Introduction and objectives: Retrograde urethrogram (RUG) and voiding cystourethrogram (VCUG) are currently the gold standard imaging technique for diagnosis of urethral stricture and determination of stricture location. However, RUG and VCUG have multiple limitations. These techniques require exposure to ionizing radiation, the quality is operator and patient dependent, there is a moderate degree of invasiveness with urethral catheterization, can have artifacts because of patient positioning that underestimates stricture length. The development of novel imaging modalities without ionizing radiation to accurately evaluate the presence, location, length, and lumen cross-sectional area (CSA) of the urethral stricture would be of great value. The objective of this study was to develop a novel endoluminal ultrasound (ELUS) imaging technique that permits the accurate quantitation of urethral stricture.

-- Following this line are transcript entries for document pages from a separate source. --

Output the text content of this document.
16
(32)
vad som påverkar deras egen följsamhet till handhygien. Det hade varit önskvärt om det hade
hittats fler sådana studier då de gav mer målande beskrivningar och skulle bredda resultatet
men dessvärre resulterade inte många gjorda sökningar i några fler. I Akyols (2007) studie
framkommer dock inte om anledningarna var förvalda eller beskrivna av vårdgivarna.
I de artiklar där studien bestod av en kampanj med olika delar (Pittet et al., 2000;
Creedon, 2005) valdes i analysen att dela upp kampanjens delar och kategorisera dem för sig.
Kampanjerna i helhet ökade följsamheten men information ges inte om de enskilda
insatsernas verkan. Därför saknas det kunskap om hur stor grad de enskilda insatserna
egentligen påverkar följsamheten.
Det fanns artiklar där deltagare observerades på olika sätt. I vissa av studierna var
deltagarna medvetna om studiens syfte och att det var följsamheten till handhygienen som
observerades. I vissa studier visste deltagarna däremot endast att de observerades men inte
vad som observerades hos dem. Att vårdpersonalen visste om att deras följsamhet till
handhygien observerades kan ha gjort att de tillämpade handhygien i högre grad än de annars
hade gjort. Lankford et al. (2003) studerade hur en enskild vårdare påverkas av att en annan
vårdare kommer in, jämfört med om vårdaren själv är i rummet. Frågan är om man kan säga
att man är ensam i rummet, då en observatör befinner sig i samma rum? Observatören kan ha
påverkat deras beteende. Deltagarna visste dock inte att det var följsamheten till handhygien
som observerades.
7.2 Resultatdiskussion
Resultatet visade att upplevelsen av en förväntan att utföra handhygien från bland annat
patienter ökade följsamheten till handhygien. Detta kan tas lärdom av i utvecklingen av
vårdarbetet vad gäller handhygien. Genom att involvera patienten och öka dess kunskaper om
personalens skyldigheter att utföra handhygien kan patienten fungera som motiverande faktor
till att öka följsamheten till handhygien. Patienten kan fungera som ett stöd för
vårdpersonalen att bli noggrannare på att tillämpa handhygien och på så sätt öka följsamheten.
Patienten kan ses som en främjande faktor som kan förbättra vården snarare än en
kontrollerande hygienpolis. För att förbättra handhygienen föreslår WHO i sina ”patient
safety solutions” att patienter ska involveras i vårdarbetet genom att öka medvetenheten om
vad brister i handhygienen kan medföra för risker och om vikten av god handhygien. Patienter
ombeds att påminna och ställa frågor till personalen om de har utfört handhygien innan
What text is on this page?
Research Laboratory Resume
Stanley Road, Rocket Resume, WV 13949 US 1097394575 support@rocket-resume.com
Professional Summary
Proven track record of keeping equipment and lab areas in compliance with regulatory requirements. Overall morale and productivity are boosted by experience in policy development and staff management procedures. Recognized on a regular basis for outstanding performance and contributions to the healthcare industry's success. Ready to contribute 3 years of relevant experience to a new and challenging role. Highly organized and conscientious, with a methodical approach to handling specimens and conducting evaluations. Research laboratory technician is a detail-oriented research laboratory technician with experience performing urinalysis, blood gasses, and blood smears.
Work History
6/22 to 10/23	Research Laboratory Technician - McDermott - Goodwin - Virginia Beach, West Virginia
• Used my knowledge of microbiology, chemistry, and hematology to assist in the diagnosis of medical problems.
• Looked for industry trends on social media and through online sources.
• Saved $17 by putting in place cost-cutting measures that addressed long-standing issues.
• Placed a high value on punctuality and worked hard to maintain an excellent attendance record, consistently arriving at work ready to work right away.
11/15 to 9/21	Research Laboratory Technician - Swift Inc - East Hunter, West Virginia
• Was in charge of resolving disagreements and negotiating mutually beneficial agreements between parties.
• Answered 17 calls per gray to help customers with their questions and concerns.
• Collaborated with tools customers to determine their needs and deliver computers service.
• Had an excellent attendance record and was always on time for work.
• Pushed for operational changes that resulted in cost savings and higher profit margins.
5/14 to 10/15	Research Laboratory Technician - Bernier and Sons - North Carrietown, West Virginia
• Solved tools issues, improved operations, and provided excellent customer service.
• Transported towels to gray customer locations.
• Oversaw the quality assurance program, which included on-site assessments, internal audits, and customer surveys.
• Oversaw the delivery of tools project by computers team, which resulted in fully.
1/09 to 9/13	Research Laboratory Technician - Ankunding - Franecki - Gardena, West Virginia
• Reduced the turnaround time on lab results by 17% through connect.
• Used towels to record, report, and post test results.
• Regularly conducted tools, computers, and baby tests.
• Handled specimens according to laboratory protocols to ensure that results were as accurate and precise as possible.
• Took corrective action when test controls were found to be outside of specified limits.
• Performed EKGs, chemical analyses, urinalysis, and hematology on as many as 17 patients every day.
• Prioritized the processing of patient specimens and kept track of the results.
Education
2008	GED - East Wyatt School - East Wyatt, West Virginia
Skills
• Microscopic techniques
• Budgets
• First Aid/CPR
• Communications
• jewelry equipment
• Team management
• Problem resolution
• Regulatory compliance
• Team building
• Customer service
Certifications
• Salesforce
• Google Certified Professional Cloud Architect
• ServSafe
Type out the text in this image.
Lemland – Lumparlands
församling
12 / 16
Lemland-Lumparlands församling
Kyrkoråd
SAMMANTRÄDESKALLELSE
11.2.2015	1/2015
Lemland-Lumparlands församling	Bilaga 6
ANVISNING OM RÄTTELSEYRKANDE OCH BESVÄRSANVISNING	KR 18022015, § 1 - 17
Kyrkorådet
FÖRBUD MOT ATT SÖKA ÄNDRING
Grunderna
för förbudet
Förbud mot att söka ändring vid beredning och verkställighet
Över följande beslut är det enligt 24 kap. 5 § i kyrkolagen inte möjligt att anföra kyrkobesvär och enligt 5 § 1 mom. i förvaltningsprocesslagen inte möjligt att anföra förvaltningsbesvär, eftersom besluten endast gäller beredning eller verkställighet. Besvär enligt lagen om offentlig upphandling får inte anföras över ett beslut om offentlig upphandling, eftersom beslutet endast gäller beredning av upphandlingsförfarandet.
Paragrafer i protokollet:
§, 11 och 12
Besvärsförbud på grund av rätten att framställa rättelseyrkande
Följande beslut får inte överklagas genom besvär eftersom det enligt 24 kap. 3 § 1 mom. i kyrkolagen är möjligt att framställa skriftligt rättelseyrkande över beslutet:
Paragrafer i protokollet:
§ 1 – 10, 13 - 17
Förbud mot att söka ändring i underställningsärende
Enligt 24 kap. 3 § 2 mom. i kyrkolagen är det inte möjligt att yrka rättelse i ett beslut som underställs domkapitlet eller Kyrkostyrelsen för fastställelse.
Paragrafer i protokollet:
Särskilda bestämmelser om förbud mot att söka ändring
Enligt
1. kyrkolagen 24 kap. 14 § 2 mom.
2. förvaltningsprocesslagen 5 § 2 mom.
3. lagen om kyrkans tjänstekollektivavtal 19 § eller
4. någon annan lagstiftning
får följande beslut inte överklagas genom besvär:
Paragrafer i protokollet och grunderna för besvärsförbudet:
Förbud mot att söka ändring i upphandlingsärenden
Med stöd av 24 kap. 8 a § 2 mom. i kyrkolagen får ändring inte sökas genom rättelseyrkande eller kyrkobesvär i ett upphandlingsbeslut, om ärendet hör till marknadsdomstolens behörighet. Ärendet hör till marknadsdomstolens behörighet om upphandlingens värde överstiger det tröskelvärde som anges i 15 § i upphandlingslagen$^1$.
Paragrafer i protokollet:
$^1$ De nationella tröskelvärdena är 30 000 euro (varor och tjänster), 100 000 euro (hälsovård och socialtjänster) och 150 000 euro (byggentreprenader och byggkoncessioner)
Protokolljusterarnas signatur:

Methods: Urethral strictures were created in rabbits (n = 5) by electrocautery and an ELUS technique was developed for subsequent luminal imaging. A 3.2F 40 MHz ultrasound (US) probe was introduced transurethrally and infused with US contrast agent. Images were recorded as the catheter was pulled back at a constant speed to acquire tomographic images. Lumen CSA over the entire urethral length was calculated using a custom methodology and validated in our laboratory.
Results: Urethral luminal CSA over the entire length of urethra before and after experimental stricture development was quantified including the length of stenosis. Intra- and interobserver variability (r = 0.99 for both) was excellent.
Conclusions: Feasibility of ELUS as a quantitative technique to determine healthy urethral lumen and stricture CSA was demonstrated. The translational potential for a nonionizing imaging modality to better describe CSA, length, location, and uninvolved urethral CSA of the stricture is a significant improvement over current methodology.
Keywords: collagen; fibrosis; stricture diagnosis; stricture evaluation.